Si el problema es grave a nivel de computadora, no digamos a nivel de hombre manipulado. El hombre programado, última «conquista» del hombre occidental, acabará con su propia autodestrucción. La eliminación de su característica «sorpresa», producirá una muerte «segura». Los ingenieros de la conducta sufrirán el mismo riesgo que sus víctimas humanas, en el mejor sentido de la palabra. Sacrificar el hombre interior de cada ser humano será una tarea alentadora a nivel de tecnología de la conducta, pero totalmente cruel a nivel de comunicación interhumana. Al hacer estas afirmaciones se me puede tachar de precientífico, según B. F. Skinner, pero prefiero cargar con este «título» que no con otros más «snob», pero mucho menos humanos. Él mismo, que da vida a su tesis behaviorista a través del Dr. Frazier en su famosa novela «Walden dos», no duda en poner en boca del doctor la siguiente frase: «si el hombre es libre, entonces es imposible una técnica del comportamiento».

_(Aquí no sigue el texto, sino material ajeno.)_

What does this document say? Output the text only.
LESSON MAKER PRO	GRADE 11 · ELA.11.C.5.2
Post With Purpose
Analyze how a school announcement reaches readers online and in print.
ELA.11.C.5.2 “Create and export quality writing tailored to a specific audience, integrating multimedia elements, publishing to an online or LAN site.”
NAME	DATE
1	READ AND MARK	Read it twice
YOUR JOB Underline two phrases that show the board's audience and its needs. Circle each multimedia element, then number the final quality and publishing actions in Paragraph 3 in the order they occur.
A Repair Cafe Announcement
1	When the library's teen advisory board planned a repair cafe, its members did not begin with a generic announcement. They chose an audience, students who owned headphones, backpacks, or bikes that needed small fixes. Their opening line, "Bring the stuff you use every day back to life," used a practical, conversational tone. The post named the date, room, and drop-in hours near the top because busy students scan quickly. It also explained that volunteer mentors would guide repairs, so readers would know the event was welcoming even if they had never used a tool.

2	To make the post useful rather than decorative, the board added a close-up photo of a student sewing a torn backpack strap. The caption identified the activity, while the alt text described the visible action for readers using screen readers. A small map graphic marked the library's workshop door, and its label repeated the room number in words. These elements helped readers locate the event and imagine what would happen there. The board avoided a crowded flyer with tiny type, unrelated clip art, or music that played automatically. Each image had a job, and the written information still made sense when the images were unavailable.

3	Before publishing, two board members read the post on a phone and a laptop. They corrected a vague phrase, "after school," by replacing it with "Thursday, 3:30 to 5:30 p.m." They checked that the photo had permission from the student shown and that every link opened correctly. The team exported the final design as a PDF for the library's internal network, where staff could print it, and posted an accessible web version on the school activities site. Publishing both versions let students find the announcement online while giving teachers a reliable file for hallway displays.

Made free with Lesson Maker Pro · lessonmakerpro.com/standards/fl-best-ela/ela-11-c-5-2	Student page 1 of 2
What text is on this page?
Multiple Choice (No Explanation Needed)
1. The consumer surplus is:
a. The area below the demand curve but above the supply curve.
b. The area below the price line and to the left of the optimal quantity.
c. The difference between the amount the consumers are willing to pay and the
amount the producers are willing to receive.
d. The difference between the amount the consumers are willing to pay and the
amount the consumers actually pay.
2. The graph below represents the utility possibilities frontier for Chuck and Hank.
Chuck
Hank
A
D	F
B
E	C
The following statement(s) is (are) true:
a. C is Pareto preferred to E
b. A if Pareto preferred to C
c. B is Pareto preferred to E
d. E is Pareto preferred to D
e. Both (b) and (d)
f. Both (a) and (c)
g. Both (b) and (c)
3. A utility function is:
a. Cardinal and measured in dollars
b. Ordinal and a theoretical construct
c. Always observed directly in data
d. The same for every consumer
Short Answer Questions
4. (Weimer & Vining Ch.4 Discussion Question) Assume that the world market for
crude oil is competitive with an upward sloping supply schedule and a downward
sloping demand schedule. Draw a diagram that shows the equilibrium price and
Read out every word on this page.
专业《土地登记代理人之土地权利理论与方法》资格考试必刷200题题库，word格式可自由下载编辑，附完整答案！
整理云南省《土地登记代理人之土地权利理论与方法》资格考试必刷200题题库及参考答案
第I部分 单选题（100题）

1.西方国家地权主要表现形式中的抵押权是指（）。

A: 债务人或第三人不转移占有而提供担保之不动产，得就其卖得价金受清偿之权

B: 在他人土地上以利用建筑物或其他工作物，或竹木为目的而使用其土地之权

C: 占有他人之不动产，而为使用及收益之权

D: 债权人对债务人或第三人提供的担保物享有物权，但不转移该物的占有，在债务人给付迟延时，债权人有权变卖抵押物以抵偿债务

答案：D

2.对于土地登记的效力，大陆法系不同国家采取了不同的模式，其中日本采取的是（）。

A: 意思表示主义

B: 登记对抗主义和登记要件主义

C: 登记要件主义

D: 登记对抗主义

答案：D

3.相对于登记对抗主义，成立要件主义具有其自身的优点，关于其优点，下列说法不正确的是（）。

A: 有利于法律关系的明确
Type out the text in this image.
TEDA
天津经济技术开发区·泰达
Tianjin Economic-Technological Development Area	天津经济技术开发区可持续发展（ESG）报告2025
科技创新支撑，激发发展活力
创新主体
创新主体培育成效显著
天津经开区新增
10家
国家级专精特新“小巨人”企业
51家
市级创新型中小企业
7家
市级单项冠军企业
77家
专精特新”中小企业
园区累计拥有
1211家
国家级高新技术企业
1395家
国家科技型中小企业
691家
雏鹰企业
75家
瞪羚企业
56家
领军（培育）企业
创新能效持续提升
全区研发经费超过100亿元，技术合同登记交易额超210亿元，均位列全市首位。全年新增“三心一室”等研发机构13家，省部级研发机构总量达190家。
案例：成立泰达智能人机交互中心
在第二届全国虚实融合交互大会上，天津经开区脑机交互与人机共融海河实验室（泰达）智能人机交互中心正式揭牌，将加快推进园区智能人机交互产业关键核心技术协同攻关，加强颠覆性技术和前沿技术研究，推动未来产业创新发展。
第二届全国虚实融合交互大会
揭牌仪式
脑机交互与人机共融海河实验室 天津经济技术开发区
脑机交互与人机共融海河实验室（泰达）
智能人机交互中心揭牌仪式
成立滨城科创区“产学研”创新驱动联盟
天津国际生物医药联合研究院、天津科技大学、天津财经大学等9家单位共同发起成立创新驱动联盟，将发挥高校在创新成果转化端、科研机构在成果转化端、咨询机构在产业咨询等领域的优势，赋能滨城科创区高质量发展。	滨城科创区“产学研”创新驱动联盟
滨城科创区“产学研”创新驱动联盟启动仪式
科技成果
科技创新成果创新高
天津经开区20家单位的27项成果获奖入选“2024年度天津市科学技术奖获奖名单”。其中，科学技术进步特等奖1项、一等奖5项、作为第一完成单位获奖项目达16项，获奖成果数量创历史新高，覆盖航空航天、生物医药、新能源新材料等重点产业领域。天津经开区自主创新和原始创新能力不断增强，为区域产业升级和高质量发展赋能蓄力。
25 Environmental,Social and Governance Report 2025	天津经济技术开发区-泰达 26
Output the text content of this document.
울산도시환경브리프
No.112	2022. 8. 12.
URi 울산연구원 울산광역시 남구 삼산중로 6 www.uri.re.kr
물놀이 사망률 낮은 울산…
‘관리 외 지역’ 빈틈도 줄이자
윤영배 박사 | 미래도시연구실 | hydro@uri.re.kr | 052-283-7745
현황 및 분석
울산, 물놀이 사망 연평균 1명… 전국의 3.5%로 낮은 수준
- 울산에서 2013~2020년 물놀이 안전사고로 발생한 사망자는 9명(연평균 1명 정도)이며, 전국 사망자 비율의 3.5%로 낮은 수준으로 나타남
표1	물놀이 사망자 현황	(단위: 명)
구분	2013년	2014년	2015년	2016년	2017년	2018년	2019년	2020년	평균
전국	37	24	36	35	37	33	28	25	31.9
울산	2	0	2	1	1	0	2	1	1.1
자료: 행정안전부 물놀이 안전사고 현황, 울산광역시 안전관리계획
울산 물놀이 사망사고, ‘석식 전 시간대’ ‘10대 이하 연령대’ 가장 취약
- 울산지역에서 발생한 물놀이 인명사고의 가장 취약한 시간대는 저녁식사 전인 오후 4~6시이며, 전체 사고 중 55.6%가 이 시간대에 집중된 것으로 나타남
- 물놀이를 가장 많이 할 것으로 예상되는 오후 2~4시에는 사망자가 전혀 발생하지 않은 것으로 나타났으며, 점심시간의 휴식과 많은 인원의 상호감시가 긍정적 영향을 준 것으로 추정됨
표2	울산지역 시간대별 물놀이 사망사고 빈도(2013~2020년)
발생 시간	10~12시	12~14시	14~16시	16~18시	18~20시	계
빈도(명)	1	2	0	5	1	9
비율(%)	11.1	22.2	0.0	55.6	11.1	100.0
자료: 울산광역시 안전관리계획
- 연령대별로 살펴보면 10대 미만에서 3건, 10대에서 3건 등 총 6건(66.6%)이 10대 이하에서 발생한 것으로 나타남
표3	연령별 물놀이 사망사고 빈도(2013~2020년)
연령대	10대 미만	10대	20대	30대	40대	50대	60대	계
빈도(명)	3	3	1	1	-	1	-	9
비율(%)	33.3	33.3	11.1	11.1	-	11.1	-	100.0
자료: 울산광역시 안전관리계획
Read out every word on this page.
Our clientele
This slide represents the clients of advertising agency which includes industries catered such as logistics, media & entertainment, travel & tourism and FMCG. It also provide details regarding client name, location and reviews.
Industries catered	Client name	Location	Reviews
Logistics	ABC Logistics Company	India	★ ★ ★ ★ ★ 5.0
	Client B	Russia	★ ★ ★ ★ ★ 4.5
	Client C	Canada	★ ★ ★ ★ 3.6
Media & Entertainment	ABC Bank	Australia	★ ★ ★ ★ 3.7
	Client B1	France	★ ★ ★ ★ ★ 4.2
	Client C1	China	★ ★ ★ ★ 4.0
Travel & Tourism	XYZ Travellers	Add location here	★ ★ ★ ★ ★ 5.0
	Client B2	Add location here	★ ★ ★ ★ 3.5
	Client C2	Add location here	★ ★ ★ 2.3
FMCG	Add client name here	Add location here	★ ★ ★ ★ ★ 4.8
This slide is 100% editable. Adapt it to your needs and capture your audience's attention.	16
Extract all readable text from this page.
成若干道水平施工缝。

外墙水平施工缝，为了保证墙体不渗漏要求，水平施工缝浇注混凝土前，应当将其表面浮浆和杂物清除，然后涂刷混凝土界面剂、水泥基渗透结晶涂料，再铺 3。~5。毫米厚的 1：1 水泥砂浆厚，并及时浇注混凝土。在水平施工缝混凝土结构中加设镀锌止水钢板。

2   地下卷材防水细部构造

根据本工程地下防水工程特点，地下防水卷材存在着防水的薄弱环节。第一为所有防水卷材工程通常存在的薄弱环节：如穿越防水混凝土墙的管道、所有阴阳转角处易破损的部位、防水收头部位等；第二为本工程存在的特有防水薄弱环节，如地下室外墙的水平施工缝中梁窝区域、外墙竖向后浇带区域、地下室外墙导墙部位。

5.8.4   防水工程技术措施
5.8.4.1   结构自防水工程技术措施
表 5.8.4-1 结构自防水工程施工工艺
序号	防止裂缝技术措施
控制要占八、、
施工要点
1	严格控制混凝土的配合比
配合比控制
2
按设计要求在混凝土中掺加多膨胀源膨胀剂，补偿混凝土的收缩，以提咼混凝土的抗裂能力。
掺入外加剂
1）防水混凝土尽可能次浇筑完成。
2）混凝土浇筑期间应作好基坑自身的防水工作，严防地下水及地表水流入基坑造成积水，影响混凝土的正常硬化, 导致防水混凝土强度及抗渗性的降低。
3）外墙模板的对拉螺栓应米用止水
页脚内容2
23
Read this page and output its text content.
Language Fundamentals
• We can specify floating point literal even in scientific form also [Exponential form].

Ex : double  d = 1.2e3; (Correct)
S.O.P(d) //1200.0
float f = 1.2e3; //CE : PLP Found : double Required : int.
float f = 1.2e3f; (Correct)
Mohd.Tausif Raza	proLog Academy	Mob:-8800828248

Pasar de una calculadora a un hombre como «objetos de trabajo», ya es un tema digno de estudio. Elaborar un esquema electrónico puede costar la vida y el cerebro a un hombre, pero elaborar la conducta de un hombre a través de los programas de razón variable, anulándole su libertad, puede costar la vida de dos, porque desde el momento en que faltan la libertad y la dignidad en la relación interpersonal, la muerte está presente ante el hombre. Queda así claro que la sociedad actual es gestora directa de multitud de locuras y neurosis, dimensión mucho más grave cuando alcanza las altas esferas del poder. En esta situación la discriminación es lógica dentro de una sociedad que cuida más el dinero que el hombre, para mí simbolizado perfectamente en aquella pancarta de los universitarios de Padua (Italia), que decía así: «Los hijos de los ricos siempre están cansados, pero los hijos de los pobres siempre están locos».

Neurosis, surmenage, stress, depresión, esquizofrenia, enfermedad del manager, etc., son términos hoy sumamente politizados en aras de un hombre o de una sociedad mejor. Tremenda paradoja, porque, una vez más, se sacrifica al hombre de la calle, de la fábrica y del pueblo, caiga quien caiga y pase lo que pase, dado que la imagen de una tecnópolis actual tiene que presentar siempre un rostro alegre y feliz. Ivrea no es más que un símbolo, pero, al menos, nos ha recordado, por unos instantes, que el dinero y el poder son malos consejeros.